Box 2 Public health package for STI control: the key elements
Promotion of safer sexual behaviour and primary prevention
Condom programming—full range of activities from condom promotion to supply and distribution
Promotion of appropriate healthcare seeking behaviour
Integration of STI prevention and care into primary health care, reproductive healthcare facilities, private clinics, and others
Comprehensive STI case management (using syndromic approach)
Specific services for populations at high risk—such as female and male sex workers, adolescents, migrant populations, uniformed forces, and prisoners
Prevention and care of congenital syphilis and neonatal conjunctivitis
Early detection of symptomatic and asymptomatic infections
(Adapted from UNAIDS71)
These recommendations remain valid several years after such a package was first promoted, as few developing countries widely implement even the minimum component of comprehensive STI case management.

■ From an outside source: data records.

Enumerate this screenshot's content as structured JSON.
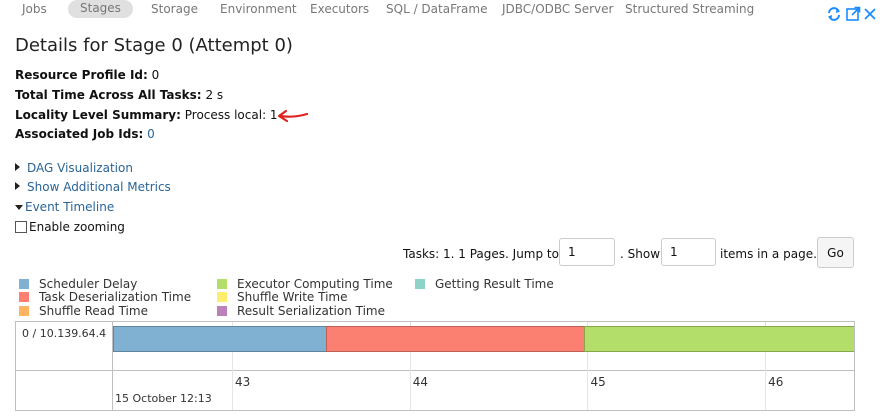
{
  "nav": {
    "items": [
      {
        "label": "Jobs",
        "active": false
      },
      {
        "label": "Stages",
        "active": true
      },
      {
        "label": "Storage",
        "active": false
      },
      {
        "label": "Environment",
        "active": false
      },
      {
        "label": "Executors",
        "active": false
      },
      {
        "label": "SQL / DataFrame",
        "active": false
      },
      {
        "label": "JDBC/ODBC Server",
        "active": false
      },
      {
        "label": "Structured Streaming",
        "active": false
      }
    ],
    "icons": [
      "refresh-icon",
      "open-external-icon",
      "close-icon"
    ],
    "icon_color": "#1a8cff"
  },
  "page": {
    "title": "Details for Stage 0 (Attempt 0)"
  },
  "summary": {
    "resource_profile": {
      "label": "Resource Profile Id:",
      "value": "0"
    },
    "total_time": {
      "label": "Total Time Across All Tasks:",
      "value": "2 s"
    },
    "locality": {
      "label": "Locality Level Summary:",
      "value": "Process local: 1"
    },
    "job_ids": {
      "label": "Associated Job Ids:",
      "value": "0"
    }
  },
  "annotation": {
    "arrow_color": "#e0201e"
  },
  "expanders": {
    "dag": "DAG Visualization",
    "metrics": "Show Additional Metrics",
    "timeline": "Event Timeline"
  },
  "zoom": {
    "label": "Enable zooming",
    "checked": false
  },
  "pagination": {
    "tasks_text": "Tasks: 1. 1 Pages. Jump to",
    "jump_value": "1",
    "show_text": ". Show",
    "show_value": "1",
    "items_text": "items in a page.",
    "go_label": "Go"
  },
  "legend": [
    {
      "label": "Scheduler Delay",
      "color": "#80b1d3"
    },
    {
      "label": "Task Deserialization Time",
      "color": "#fb8072"
    },
    {
      "label": "Shuffle Read Time",
      "color": "#fdb462"
    },
    {
      "label": "Executor Computing Time",
      "color": "#b3de69"
    },
    {
      "label": "Shuffle Write Time",
      "color": "#ffed6f"
    },
    {
      "label": "Result Serialization Time",
      "color": "#bc80bd"
    },
    {
      "label": "Getting Result Time",
      "color": "#8dd3c7"
    }
  ],
  "timeline": {
    "group_label": "0 / 10.139.64.4",
    "date_label": "15 October 12:13",
    "ticks": [
      "43",
      "44",
      "45",
      "46"
    ],
    "tick_seconds": [
      43,
      44,
      45,
      46
    ],
    "axis_start_seconds": 42.33,
    "axis_end_seconds": 46.5,
    "task": {
      "segments": [
        {
          "name": "Scheduler Delay",
          "start": 42.33,
          "end": 43.53,
          "color": "#80b1d3"
        },
        {
          "name": "Task Deserialization Time",
          "start": 43.53,
          "end": 44.98,
          "color": "#fb8072"
        },
        {
          "name": "Executor Computing Time",
          "start": 44.98,
          "end": 46.5,
          "color": "#b3de69"
        }
      ]
    }
  }
}
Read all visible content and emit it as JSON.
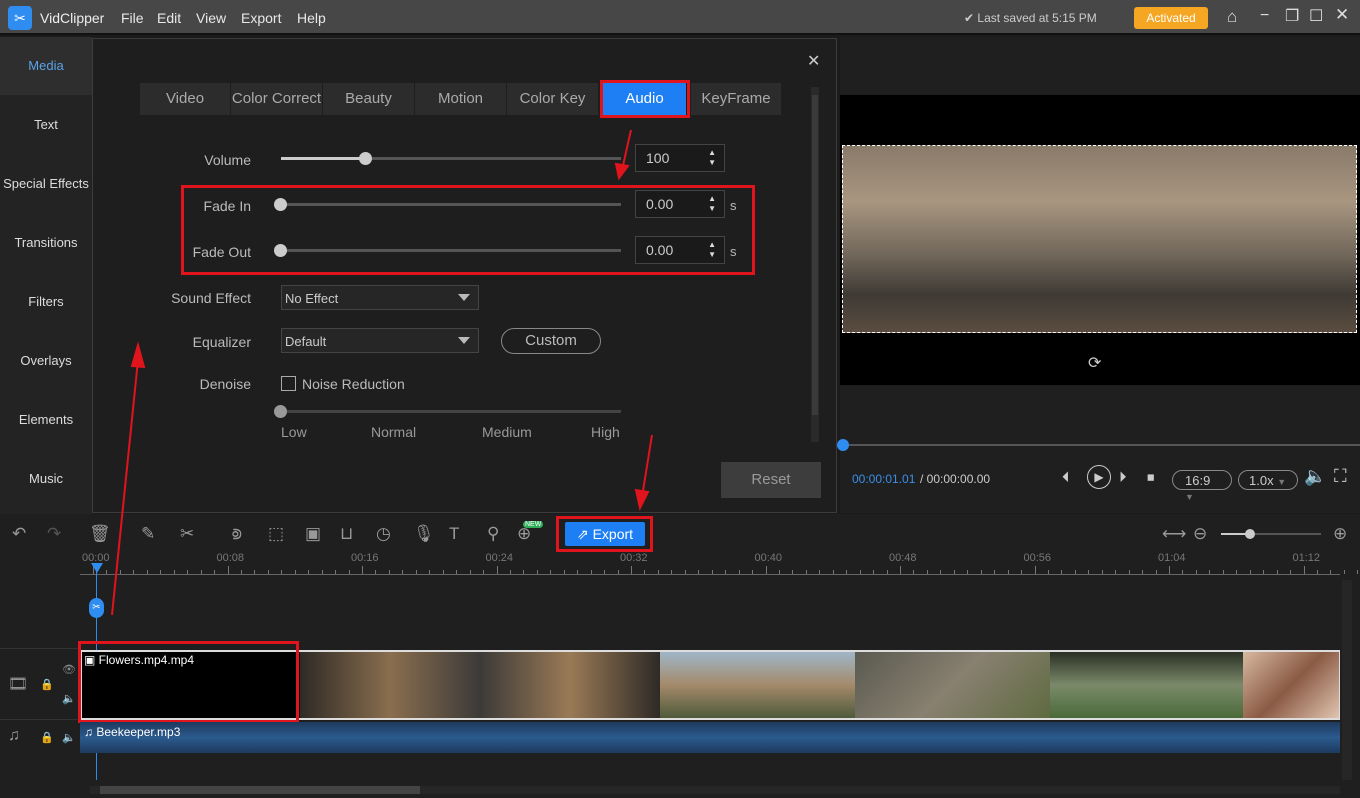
{
  "app": {
    "name": "VidClipper",
    "menu": [
      "File",
      "Edit",
      "View",
      "Export",
      "Help"
    ],
    "saved": "Last saved at 5:15 PM",
    "activated": "Activated"
  },
  "sidebar": {
    "items": [
      "Media",
      "Text",
      "Special Effects",
      "Transitions",
      "Filters",
      "Overlays",
      "Elements",
      "Music"
    ],
    "active": "Media"
  },
  "dialog": {
    "tabs": [
      "Video",
      "Color Correct",
      "Beauty",
      "Motion",
      "Color Key",
      "Audio",
      "KeyFrame"
    ],
    "active_tab": "Audio",
    "volume": {
      "label": "Volume",
      "value": "100",
      "level": 100
    },
    "fade_in": {
      "label": "Fade In",
      "value": "0.00",
      "unit": "s"
    },
    "fade_out": {
      "label": "Fade Out",
      "value": "0.00",
      "unit": "s"
    },
    "sound_effect": {
      "label": "Sound Effect",
      "value": "No Effect"
    },
    "equalizer": {
      "label": "Equalizer",
      "value": "Default",
      "custom": "Custom"
    },
    "denoise": {
      "label": "Denoise",
      "checkbox": "Noise Reduction",
      "checked": false,
      "levels": [
        "Low",
        "Normal",
        "Medium",
        "High"
      ],
      "level": "Low"
    },
    "reset": "Reset"
  },
  "preview": {
    "current_time": "00:00:01.01",
    "total_time": "/ 00:00:00.00",
    "aspect": "16:9",
    "speed": "1.0x"
  },
  "toolbar": {
    "export": "Export",
    "new_badge": "NEW"
  },
  "timeline": {
    "ticks": [
      "00:00",
      "00:08",
      "00:16",
      "00:24",
      "00:32",
      "00:40",
      "00:48",
      "00:56",
      "01:04",
      "01:12"
    ],
    "video_clip": "Flowers.mp4.mp4",
    "audio_clip": "Beekeeper.mp3"
  },
  "colors": {
    "accent": "#1e7ff5",
    "highlight": "#e0141c",
    "activated": "#f5a623"
  }
}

Possible reasons for this are shown in box 3.
Box 3 Reasons why STI control programmes often fail in developing countries
Low priority for policy makers and planners in allocating resources because STI are perceived to result from discreditable behaviour
Failure to recognise the magnitude of the problem in the population
Failure to associate the diseases with serious complications and sequelae
Control efforts concentrated on symptomatic patients (usually men) and failing to identify asymptomatic individuals (commonly women) until complications develop
Lack of simple screening tests for cervical infections that could be used to screen women attending family planning, antenatal, or maternal and child health clinics
Service delivery through specialised STI healthcare facilities which provide inadequate coverage and tend to confer stigma
Treatment strategies focused on unrealistic requirements for definitive diagnosis rather than on practical decision making
Ineffective low cost antibiotics continuing to be used for reasons of economy
Little emphasis on educational and other efforts to prevent infection occurring in the first place, especially among adolescents in and out of school
Absence of authoritative guidance on a rational, practical, and well defined package of activities for prevention and care programmes
Lack of attention to structural issues which impact on STI transmission: poverty, literacy, conflict, repression of homosexuality and prostitution, societal attitudes to marginalised communities
The most pressing need now is to discover the reasons behind the failure to act on these recommendations, and to devise strategies for ensuring that effective STI control programmes are implemented in future. More information is also required on the cost effectiveness of the various activities recommended, to enable programme managers to set evidence based priorities; and operational research is needed to establish the best way to implement many of them on a large enough scale to help make a difference.
Both authors have contributed entirely to the preparation of this manuscript.
Conflict of interest: none declared.